HoloVIC: Large-scale Dataset and Benchmark for Multi-Sensor Holographic Intersection and Vehicle-Infrastructure Cooperative
Cong Ma, Lei Qiao, Chengkai Zhu, Kai Liu, Zelong Kong, Qing Li, Xueqi Zhou, Yuheng Kan, Wei Wu
TL;DR
HoloVIC addresses occlusion and blind spots in roadside perception by introducing holographic intersections with synchronized multi-sensor data from both road-side and vehicle-side viewpoints. The dataset comprises 100k+ frames, 11.47M annotated 3D boxes, and cross-sensor/global IDs to build BEV trajectories, enabling five perception tasks: Mono3D, LiDAR 3D Detection, MOT, MSMOT, and VIC Perception. It provides four sensor-layouts across five intersections, along with coordinate-system calibrations and ground-truth fusion rules, and benchmarks using diverse baselines to quantify single-, multi-, and cooperative perception performance. The work demonstrates that incorporating roadside data via VIC substantially boosts detection and tracking accuracy, especially at medium ranges, and lays a foundation for future trajectory prediction and expanded VIC tasks with scalable benchmarks.
Abstract
Vehicle-to-everything (V2X) is a popular topic in the field of Autonomous Driving in recent years. Vehicle-infrastructure cooperation (VIC) becomes one of the important research area. Due to the complexity of traffic conditions such as blind spots and occlusion, it greatly limits the perception capabilities of single-view roadside sensing systems.
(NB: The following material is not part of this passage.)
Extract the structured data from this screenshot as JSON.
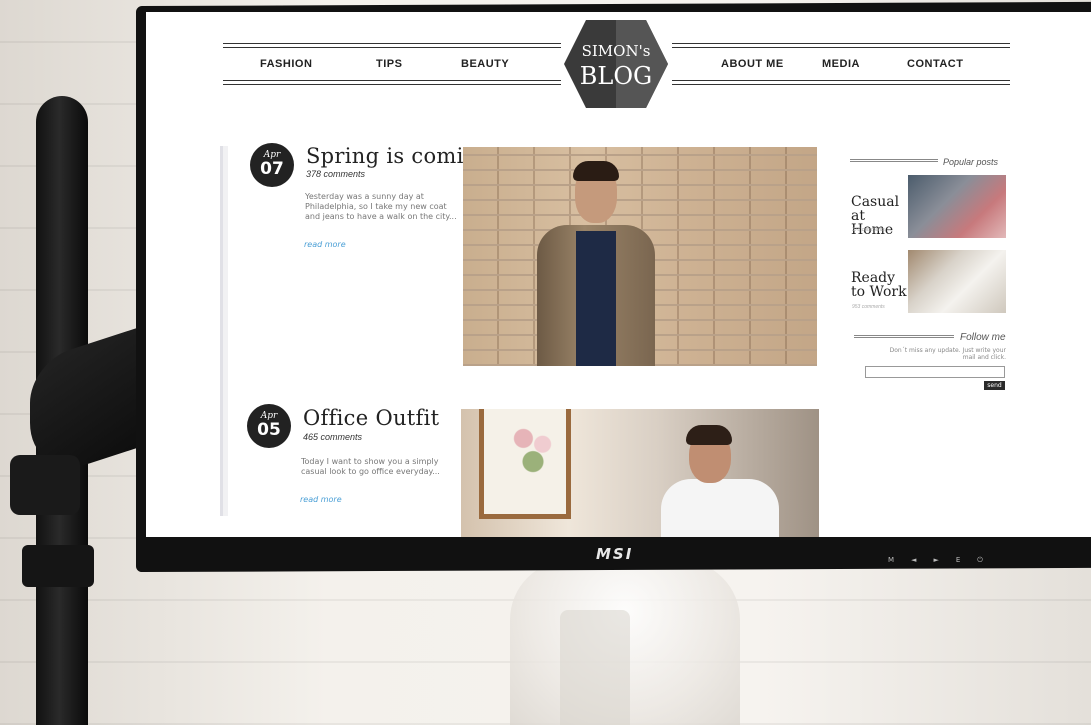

To further enhance the accuracy of roadside perception and provide better information to the vehicle side, in this paper, we constructed holographic intersections with various layouts to build a large-scale multi-sensor holographic vehicle-infrastructure cooperation dataset, called HoloVIC. Our dataset includes 3 different types of sensors (Camera, Lidar, Fisheye) and employs 4 sensor-layouts based on the different intersections. Each intersection is equipped with 6-18 sensors to capture synchronous data. While autonomous vehicles pass through these intersections for collecting VIC data. HoloVIC contains in total on 100k+ synchronous frames from different sensors. Additionally, we annotated 3D bounding boxes based on Camera, Fisheye, and Lidar. We also associate the IDs of the same objects across different devices and consecutive frames in sequence. Based on HoloVIC, we formulated four tasks to facilitate the development of related research. We also provide benchmarks for these tasks.